China has suspended regular communication channels with the US military, as well as climate talks between the world’s two largest economies, in retaliation for US House Speaker Nancy Pelosi’s visit to Taiwan earlier this week.
The announcement from China’s foreign ministry on Friday came after the country’s military sent planes and warships to probe Taiwan’s defences for a second day.
Taiwan’s defence ministry said on Friday that multiple groups of Chinese warplanes and warships had been operating in the area of the Taiwan Strait, including on Taiwan’s side of the median line — an unofficial division of the strait drawn by the US decades ago to lower the risk of conflict.
In addition to suspending communication channels with the US military and bilateral climate change talks, the Chinese foreign ministry said Beijing would also no longer co-operate with Washington on a range of legal issues, including repatriation of illegal immigrants, drug trafficking and other crimes. It added that it was doing so because Pelosi’s visit had proceeded “in disregard of China’s strong opposition and serious representations”.
China’s foreign ministry had said earlier on Friday afternoon that it would impose unspecified sanctions against Pelosi and members of her immediate family.
President Xi Jinping’s administration had initially directed its ire squarely at Taiwan, starting an unprecedented series of military exercises in six zones ringing the island and suspending trade in a range of goods. The exercises commenced a day after Pelosi left Taiwan for South Korea and Japan.
The most serious cross-Strait crisis in almost 60 years has prompted one of Taiwan’s richest men to donate millions of dollars to its security.
Robert Tsao, founder of contract chipmaker United Microelectronics Corp, announced that he would contribute NT$3bn ($100mn) towards Taiwan’s defence.
“With the Chinese Communist party acting so despotically towards Taiwan, perhaps they think Taiwanese people all fear death and covet money?” he said at a fiery press conference. “But I hope . . . we stand up and fight to defend freedom, democracy and human rights.”
Tsao previously told Taiwanese media that his two sons would return to the country if China invaded. His latest comments were the strongest from the high-profile businessman in Taiwan’s technology hardware sector since the start of the military drills this week.
On the last stop of her five-nation tour, Pelosi met Japanese prime minister Fumio Kishida, who condemned China’s missile launches and called for an immediate end to military drills.

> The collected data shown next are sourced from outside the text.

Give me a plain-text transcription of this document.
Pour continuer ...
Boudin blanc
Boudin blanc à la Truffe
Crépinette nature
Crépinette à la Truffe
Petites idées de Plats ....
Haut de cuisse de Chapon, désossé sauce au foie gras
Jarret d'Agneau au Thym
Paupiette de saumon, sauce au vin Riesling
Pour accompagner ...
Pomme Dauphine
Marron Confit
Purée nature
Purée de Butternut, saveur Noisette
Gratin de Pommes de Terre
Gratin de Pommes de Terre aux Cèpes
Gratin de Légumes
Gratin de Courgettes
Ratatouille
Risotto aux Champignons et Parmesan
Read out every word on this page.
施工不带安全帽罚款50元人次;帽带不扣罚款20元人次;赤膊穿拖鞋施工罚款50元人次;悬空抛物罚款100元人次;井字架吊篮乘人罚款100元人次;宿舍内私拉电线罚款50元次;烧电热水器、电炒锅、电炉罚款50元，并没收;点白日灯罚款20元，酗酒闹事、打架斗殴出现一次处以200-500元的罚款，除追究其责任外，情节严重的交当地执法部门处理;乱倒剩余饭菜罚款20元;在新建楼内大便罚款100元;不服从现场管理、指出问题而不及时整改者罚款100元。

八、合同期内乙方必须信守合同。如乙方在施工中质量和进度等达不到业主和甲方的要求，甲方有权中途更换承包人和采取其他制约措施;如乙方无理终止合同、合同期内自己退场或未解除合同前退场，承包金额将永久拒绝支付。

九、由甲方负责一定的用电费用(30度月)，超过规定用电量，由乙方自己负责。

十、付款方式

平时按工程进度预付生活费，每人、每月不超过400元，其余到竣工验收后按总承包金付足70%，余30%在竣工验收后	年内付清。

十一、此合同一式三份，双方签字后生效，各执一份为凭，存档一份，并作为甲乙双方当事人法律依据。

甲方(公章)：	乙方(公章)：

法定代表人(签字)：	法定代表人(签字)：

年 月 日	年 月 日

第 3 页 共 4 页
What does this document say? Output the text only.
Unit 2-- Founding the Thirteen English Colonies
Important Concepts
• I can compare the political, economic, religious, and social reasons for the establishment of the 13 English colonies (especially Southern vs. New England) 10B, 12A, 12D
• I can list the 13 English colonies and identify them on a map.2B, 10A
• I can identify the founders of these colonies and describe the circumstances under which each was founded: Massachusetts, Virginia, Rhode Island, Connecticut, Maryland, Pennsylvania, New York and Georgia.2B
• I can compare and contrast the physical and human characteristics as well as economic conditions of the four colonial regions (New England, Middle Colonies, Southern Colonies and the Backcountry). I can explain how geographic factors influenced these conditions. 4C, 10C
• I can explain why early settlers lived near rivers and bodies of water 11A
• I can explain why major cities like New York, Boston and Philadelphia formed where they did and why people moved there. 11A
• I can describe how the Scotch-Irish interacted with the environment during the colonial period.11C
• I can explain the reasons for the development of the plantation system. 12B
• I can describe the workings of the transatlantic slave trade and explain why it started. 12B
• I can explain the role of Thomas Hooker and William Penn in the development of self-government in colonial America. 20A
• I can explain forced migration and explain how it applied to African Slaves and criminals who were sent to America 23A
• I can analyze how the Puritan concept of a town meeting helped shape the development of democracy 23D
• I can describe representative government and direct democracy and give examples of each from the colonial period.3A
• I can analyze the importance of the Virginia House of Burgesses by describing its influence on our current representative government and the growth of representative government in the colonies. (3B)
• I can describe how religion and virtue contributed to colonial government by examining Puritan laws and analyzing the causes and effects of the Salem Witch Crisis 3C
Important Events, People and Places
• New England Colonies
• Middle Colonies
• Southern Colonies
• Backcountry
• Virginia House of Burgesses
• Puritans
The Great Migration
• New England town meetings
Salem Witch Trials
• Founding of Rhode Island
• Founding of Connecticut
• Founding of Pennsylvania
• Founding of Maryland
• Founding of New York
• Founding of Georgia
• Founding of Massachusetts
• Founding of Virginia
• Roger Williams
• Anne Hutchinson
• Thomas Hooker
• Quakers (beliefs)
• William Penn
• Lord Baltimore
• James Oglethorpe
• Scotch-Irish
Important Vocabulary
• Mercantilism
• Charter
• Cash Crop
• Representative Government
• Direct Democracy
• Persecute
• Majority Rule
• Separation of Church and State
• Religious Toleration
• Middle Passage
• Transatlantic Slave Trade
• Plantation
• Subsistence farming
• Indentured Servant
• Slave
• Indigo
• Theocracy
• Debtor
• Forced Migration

Pelosi said at a press conference that while the Taiwan visit was not intended to change the status quo, it took place against a backdrop of repeated attempts by China to isolate Taiwan from the rest of the world.
Some of the missiles launched by China landed in Japan’s exclusive economic zone.
Chinese official media, meanwhile, sought to drum up support for the exercises following an international backlash. An op-ed in the military mouthpiece PLA Daily said the drills were aimed at “deterrence” after Taiwan and the US colluded to change the status quo across the Taiwan Strait, an echo of Beijing’s insistence that Washington was ultimately responsible for provoking Russia’s invasion of Ukraine in February.
Meng Xiangqing, a professor at the National Defence University in Beijing, claimed that a US aircraft carrier, the USS Ronald Reagan, had been forced to retreat several hundred kilometres after the People’s Liberation Army set up a firing range to the east of Taiwan.
Pelosi’s trip across Asia has also underscored the diplomatic quandary for regional leaders caught in the tensions between the world’s two biggest economies. On Thursday, South Korean president Yoon Suk-yeol declined to meet Pelosi during her visit to Seoul, as his administration comes under increasing Chinese pressure over its commercial and defence ties with the US.
The apparent snub was cheered by Chinese media and netizens. “Pelosi doesn’t appear to be popular in Seoul,” wrote the Chinese state-owned nationalist tabloid Global Times.